Mereka juga tidak mengecam karena memang lain persoalan hukumnya."
Yogyakarta (ANTARA News) - Duta Besar Republik Indonesia untuk Belgia, Luksemburg dan Uni Eropa, Arif Havas Ogroseno, mengatakan masyarakat Eropa tidak terlalu mempersoalkan hukuman mati bagi pengedar narkoba di Indonesia.

"Biasa saja, masyarakat Indonesia sendiri saja yang terlalu kaget dengan hukuman mati," ujarnya seusai menjadi pembicara dalam Forum Asia Afrika 2015 di Balai Senat Universitas Gadjah Mada (UGM) Yogyakarta, Kamis.

Menurut Arif, meskipun Prancis mempersoalkan karena salah seorang warga negaranya masuk daftar terpidana hukuman mati di Indonesia, namun secara umum tidak ada dampak yang berarti bagi hubungan Indonesia dengan negara-negara Eropa.

"Mereka juga tidak mengecam karena memang lain persoalan hukumnya," katanya.
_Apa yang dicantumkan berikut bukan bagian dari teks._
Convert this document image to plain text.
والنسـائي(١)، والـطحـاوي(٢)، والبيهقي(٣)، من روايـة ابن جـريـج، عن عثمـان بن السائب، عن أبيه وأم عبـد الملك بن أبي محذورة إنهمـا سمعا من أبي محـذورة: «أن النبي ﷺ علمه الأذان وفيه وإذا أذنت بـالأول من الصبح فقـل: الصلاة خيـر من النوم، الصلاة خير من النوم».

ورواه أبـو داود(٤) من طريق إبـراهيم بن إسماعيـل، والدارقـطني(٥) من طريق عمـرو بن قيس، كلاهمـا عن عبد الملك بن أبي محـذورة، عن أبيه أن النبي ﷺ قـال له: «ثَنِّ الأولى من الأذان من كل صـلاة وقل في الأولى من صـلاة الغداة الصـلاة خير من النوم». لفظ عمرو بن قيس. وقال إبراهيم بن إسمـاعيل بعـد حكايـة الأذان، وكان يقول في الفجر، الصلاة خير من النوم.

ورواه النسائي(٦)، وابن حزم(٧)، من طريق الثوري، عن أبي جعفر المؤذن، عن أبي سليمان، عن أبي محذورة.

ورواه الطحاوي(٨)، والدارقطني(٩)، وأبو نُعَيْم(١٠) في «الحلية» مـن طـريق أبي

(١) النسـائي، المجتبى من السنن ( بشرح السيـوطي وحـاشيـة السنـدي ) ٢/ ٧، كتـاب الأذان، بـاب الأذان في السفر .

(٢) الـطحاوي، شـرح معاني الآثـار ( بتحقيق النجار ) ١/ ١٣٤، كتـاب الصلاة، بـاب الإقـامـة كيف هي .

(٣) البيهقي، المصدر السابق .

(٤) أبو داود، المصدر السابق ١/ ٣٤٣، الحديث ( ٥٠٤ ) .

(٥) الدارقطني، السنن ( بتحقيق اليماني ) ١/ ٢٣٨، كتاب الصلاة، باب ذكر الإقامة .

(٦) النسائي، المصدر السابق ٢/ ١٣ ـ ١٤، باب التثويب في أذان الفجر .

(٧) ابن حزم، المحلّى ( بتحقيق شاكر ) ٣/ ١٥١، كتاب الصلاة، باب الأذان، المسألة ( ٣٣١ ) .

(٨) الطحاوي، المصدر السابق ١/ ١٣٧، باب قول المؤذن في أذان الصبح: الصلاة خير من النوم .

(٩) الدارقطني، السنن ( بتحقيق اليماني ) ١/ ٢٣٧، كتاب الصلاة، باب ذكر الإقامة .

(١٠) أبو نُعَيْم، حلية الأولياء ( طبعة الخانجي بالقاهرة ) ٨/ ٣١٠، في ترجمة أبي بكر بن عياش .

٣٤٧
Kendati demikian, ia menilai, di Eropa memang sudah tidak lagi menerapkan hukuman mati karena sudah terlalu lama memiliki pengalaman perang yang mengakibatkan banyak korban, baik dalam Perang Dunia I dan Perang Dunia II.

"Mungkin sudah jenuh mereka," ujarnya.

Apalagi, menurut dia, hukuman mati di Indonesia berlandaskan kitab undang-undang hukum pidana (KUHP) yang diadopsi dari hukum Belanda, meskipun di Belanda sendiri tidak lagi menggunakannya.

Menurut Havas, di Amerika Serikat (AS) justru hukuman mati lebih lama diterapkan, bahkan hingga saat ini total narapidana yang dihukum mati, termasuk warga negara asing mencapai 400 orang.

"Pada kenyataanya dunia, termasuk masyarakat Eropa, juga menanggapi biasa saja. Tidak dipermasalahkan," ujar diplomat karir Kementerian Luar Negeri yang pernah bertugas di Jenewa (Swiss) dan Lisabon (Portugal) itu.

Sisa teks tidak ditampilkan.